Great learning is not dependent on buildings, classrooms, or even campuses. Great learning can take place anywhere. Great learning is dependent on relationships, engagement, and intrinsic motivation, and these can be both amplified and dampened in a traditional school setting.
This does NOT mean that we should all stay home and learn virtually!! Heck no! There are so many aspects of the face-to-face experience for students and teachers that are hard, if not impossible to replicate in a virtual environment. But, as I have been saying for years, school will become “the place we meet”, not “the place we go to learn”.

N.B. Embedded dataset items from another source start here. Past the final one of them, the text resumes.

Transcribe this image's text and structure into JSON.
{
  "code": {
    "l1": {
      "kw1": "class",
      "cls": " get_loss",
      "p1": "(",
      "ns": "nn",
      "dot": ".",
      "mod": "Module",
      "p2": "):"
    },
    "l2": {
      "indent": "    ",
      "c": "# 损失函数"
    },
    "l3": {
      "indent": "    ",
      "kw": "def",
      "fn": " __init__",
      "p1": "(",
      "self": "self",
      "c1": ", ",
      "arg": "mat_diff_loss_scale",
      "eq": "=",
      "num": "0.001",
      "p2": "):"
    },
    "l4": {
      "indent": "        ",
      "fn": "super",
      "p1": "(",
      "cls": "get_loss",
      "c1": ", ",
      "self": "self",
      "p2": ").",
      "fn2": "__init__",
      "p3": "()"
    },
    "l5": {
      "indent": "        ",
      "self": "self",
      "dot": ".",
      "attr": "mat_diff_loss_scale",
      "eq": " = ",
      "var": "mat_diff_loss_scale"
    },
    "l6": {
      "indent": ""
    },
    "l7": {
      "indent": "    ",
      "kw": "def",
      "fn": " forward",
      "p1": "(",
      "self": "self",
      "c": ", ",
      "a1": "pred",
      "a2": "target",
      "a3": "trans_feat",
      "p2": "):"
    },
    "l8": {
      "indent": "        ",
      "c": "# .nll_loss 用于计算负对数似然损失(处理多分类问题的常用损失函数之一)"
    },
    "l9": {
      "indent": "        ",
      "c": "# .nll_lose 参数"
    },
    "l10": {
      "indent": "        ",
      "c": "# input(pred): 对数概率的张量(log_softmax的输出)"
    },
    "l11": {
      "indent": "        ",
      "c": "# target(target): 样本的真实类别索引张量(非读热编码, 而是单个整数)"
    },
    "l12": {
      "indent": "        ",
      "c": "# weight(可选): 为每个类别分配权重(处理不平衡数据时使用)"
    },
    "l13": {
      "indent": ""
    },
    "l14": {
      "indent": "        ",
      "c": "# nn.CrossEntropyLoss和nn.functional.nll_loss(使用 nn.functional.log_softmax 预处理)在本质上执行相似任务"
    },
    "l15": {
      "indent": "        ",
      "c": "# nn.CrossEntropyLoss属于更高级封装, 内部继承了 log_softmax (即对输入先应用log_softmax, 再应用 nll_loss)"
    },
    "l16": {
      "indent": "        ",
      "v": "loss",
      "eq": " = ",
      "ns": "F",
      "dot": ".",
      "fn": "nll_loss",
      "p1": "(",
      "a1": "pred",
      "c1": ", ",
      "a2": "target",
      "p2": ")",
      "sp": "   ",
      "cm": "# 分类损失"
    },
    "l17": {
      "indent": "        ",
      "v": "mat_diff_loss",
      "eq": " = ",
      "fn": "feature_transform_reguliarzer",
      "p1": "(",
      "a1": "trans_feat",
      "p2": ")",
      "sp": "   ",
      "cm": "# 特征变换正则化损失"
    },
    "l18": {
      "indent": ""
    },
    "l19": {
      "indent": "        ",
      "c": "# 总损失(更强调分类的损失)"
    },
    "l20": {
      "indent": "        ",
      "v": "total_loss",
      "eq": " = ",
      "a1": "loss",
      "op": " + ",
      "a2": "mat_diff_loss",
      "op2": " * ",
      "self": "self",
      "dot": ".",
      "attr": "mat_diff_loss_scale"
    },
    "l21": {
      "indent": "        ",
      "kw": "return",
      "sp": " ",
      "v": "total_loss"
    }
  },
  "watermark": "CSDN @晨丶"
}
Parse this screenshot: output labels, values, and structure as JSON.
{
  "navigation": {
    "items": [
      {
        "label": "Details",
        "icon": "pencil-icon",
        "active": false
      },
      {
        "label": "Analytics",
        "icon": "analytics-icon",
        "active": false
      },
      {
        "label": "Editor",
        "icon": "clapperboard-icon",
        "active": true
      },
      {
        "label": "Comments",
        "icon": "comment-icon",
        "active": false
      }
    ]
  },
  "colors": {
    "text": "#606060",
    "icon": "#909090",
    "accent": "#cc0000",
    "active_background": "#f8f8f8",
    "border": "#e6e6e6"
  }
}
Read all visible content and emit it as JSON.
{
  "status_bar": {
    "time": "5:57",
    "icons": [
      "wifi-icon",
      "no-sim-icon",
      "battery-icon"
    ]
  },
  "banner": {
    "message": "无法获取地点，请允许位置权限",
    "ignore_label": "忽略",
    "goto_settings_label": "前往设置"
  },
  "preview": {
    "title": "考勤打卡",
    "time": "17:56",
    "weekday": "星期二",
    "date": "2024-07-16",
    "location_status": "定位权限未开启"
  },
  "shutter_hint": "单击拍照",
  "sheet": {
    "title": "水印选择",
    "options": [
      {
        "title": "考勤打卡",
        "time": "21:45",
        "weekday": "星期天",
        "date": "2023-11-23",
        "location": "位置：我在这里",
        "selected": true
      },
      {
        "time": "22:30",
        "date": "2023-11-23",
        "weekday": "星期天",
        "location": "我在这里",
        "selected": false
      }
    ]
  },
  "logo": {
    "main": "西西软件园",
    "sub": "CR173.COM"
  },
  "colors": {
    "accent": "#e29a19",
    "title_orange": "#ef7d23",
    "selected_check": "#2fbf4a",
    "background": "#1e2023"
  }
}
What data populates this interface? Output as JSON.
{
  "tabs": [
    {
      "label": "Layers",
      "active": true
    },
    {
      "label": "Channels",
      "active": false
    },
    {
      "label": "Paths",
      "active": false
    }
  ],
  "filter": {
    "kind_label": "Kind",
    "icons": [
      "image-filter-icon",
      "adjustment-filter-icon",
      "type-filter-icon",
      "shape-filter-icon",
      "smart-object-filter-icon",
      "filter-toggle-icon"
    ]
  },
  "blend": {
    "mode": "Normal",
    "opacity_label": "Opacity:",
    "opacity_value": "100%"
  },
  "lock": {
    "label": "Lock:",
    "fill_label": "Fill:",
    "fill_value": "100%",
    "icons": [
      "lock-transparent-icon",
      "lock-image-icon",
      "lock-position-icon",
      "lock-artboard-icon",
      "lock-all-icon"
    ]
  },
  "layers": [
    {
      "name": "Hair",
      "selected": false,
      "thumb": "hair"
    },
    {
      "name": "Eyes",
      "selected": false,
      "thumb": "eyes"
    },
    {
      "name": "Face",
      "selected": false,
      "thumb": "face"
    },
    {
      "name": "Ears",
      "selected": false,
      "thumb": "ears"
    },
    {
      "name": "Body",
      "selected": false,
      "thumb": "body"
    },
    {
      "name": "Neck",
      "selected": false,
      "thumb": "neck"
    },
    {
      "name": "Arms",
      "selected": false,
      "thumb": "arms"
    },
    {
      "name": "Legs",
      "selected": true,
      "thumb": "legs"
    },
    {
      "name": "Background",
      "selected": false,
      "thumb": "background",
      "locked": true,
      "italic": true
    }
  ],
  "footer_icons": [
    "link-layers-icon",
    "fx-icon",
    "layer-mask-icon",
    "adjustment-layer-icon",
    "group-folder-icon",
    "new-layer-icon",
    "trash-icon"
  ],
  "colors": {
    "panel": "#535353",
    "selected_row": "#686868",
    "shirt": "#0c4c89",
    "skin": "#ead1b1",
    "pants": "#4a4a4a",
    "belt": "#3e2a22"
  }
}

Leading schools are already developing a hybrid mindset for their future program development. They see opportunities for their (older) students to take some virtual classes rather than reverting to a 100% face-to-face program. Why not? We know virtual learning can be effective, and by building hybrid options into the program students can have more choice, schedules become more flexible, and schools can save money. The only thing that is lost is that comfortable feeling that our students need us, their adults, sitting in their classrooms with them every hour of every day.
It is inconceivable that 20 years from now, hybrid learning will NOT be a component of most high schools. The best schools will increasingly offer a range of learning options that include the classroom, online, and community-mentored “real world” experiences blended along pathways tailored to different learning styles, speeds, and interests of the individual learner. Non-classroom learning will not be the tangent to “regular” school that it mostly is today.
Your choice is easy: revert to the past or embrace the future. Press the brakes or accelerate out of the curve. That may not be within your comfort zone, but if the last year has taught us anything, it is that our collective comfort zones are fragile and endangered places.